The big man looked up at him, slightly startled, but with steady eyes that seemed to brim with experience, an experience stretching back ages.

“It is not human flesh!” The giant seemed insulted. “You are not gripplers, nor Administrators—you have the look of escaped food for the mushroom men!” the big man rumbled. He had a curious accent to his English—clearly not his first language—perhaps tinged with something like Danish inflections. “As for the stew, I am boiling some very fine plump cave rats, and my own garden mushrooms, and very nutritious they are too. Occasionally we have a fine fat sheep down here, brought from the surface, when the gripplers do their task as they should. But they are sluggish creatures, without much enterprise, and they have been remiss, so cave rats will have to do today. So you are hungry, are you? Then step forward and eat. Here is the ladle.”

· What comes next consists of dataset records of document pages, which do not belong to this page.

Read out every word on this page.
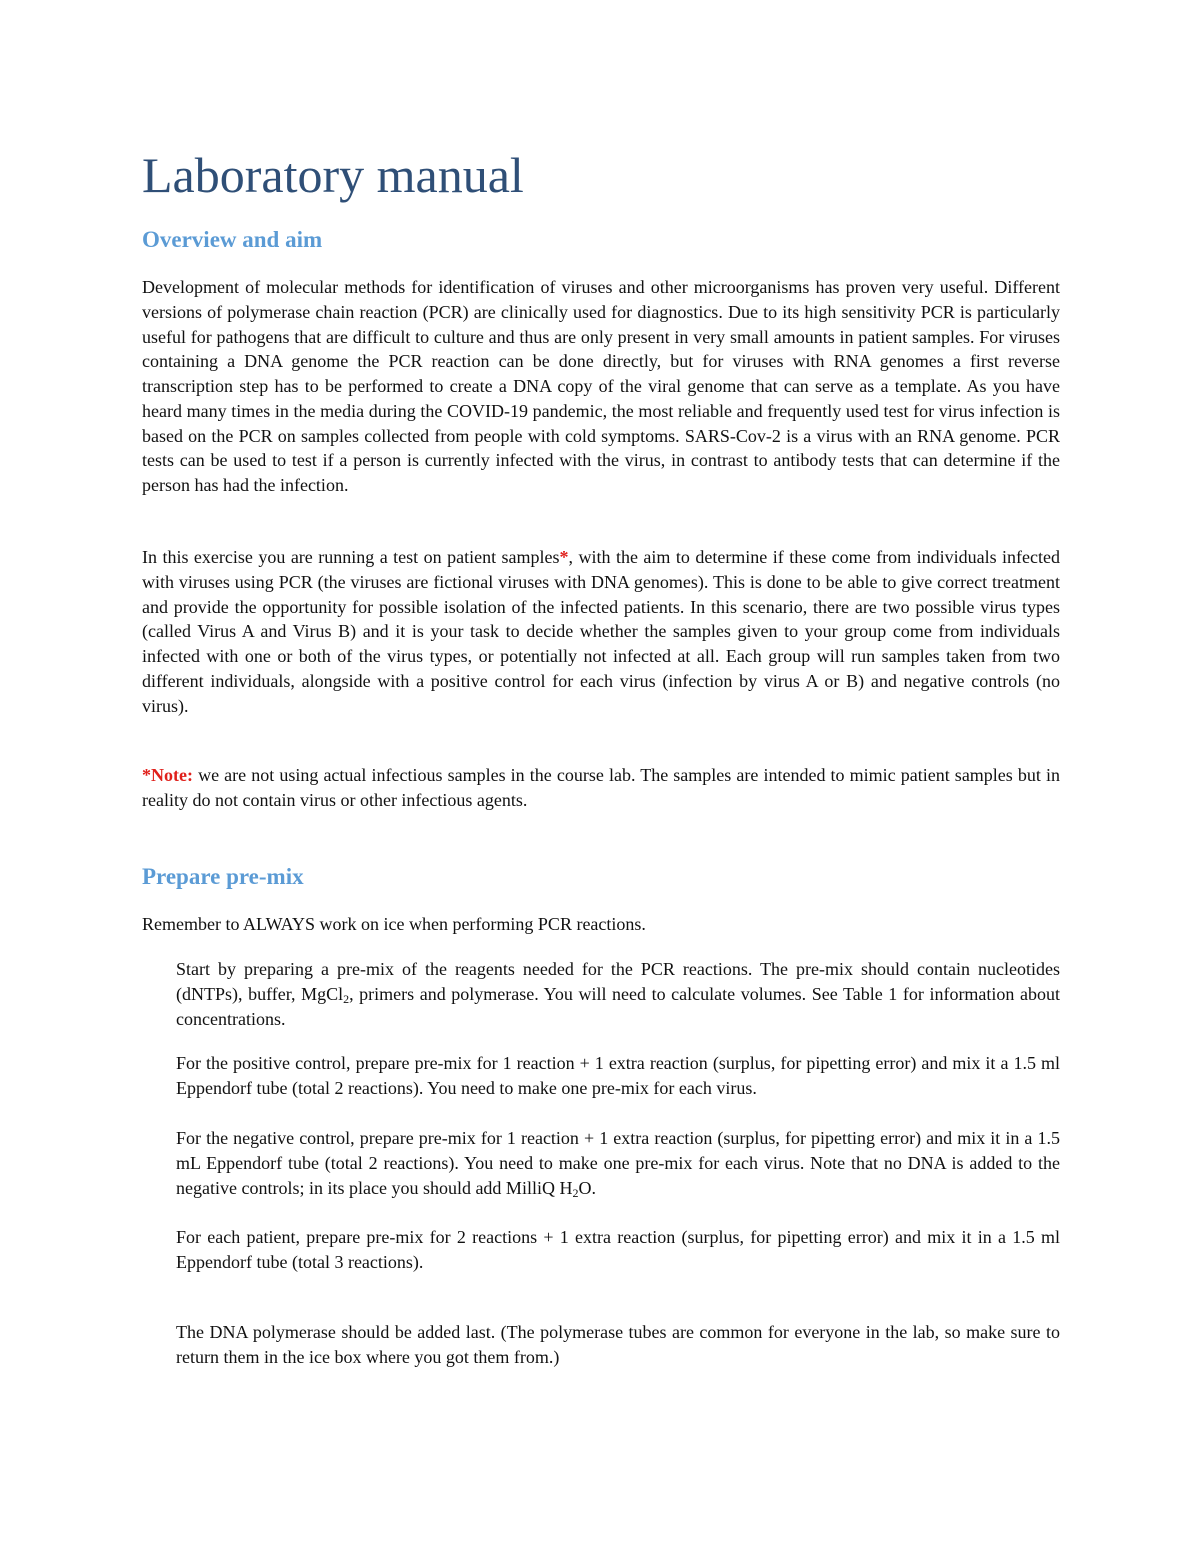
Laboratory manual
Overview and aim

Development of molecular methods for identification of viruses and other microorganisms has proven very useful. Different versions of polymerase chain reaction (PCR) are clinically used for diagnostics. Due to its high sensitivity PCR is particularly useful for pathogens that are difficult to culture and thus are only present in very small amounts in patient samples. For viruses containing a DNA genome the PCR reaction can be done directly, but for viruses with RNA genomes a first reverse transcription step has to be performed to create a DNA copy of the viral genome that can serve as a template. As you have heard many times in the media during the COVID-19 pandemic, the most reliable and frequently used test for virus infection is based on the PCR on samples collected from people with cold symptoms. SARS-Cov-2 is a virus with an RNA genome. PCR tests can be used to test if a person is currently infected with the virus, in contrast to antibody tests that can determine if the person has had the infection.

In this exercise you are running a test on patient samples*, with the aim to determine if these come from individuals infected with viruses using PCR (the viruses are fictional viruses with DNA genomes). This is done to be able to give correct treatment and provide the opportunity for possible isolation of the infected patients. In this scenario, there are two possible virus types (called Virus A and Virus B) and it is your task to decide whether the samples given to your group come from individuals infected with one or both of the virus types, or potentially not infected at all. Each group will run samples taken from two different individuals, alongside with a positive control for each virus (infection by virus A or B) and negative controls (no virus).

*Note: we are not using actual infectious samples in the course lab. The samples are intended to mimic patient samples but in reality do not contain virus or other infectious agents.

Prepare pre-mix

Remember to ALWAYS work on ice when performing PCR reactions.

Start by preparing a pre-mix of the reagents needed for the PCR reactions. The pre-mix should contain nucleotides (dNTPs), buffer, MgCl$_2$, primers and polymerase. You will need to calculate volumes. See Table 1 for information about concentrations.

For the positive control, prepare pre-mix for 1 reaction + 1 extra reaction (surplus, for pipetting error) and mix it a 1.5 ml Eppendorf tube (total 2 reactions). You need to make one pre-mix for each virus.

For the negative control, prepare pre-mix for 1 reaction + 1 extra reaction (surplus, for pipetting error) and mix it in a 1.5 mL Eppendorf tube (total 2 reactions). You need to make one pre-mix for each virus. Note that no DNA is added to the negative controls; in its place you should add MilliQ $H_2O$.

For each patient, prepare pre-mix for 2 reactions + 1 extra reaction (surplus, for pipetting error) and mix it in a 1.5 ml Eppendorf tube (total 3 reactions).

The DNA polymerase should be added last. (The polymerase tubes are common for everyone in the lab, so make sure to return them in the ice box where you got them from.)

He laid the ladle across the pot, which was about four feet high, and stepped back.

Constantine looked closely at the chain and decided that it only just reached the pot; if he was careful he could get close enough to eat without getting in reach. He edged close to the pot. He had to get sustenance in him—he could only draw so much energy for living from the psychic world. And physical energy was the raw material of magical energy.

He stopped a stride before the pot, hesitated a long moment, then leaned forward, grabbed the ladle—

The giant was on him with remarkable speed for his size, his big hands closing around Constantine’s neck, lifting him off his feet. The chained giant smelled of primeval sweat and musk. “Ha!” said the big man triumphantly. “The chain on me extends from the hole in the wall a good long ways so I can do the maintenance here—it’s on a spindle, you see. Now let us find out what comes out when I squeeze your neck hard enough . . .”

His windpipe all but shut, Constantine barely managed to squeak out, “About them chains, squire—like to have them off? I know a spell for that! I can help you, friend; I can set you free!”

The big man—the
inordinately
big man—stared into Constantine’s eyes, and then let go of his neck, letting him fall to the floor. The giant gazed balefully down at him.

“My name,” the giant rumbled, “is Balf Corunsiggert Stonecracker of the Icy Black Unseen River Which Seeks the North Sea.”

Constantine, getting up and gasping for breath, nodded. “If it’s all the same to you, squire, I’ll call you Balf.”

“What is your name?”

Constantine hesitated. His reputation wasn’t sparkling-immaculate in every corner of the magical world, and this was clearly a magical being. But looking into Balf’s eyes he decided dishonesty would be a lethal mistake. “My name’s John, squire—John Constantine.”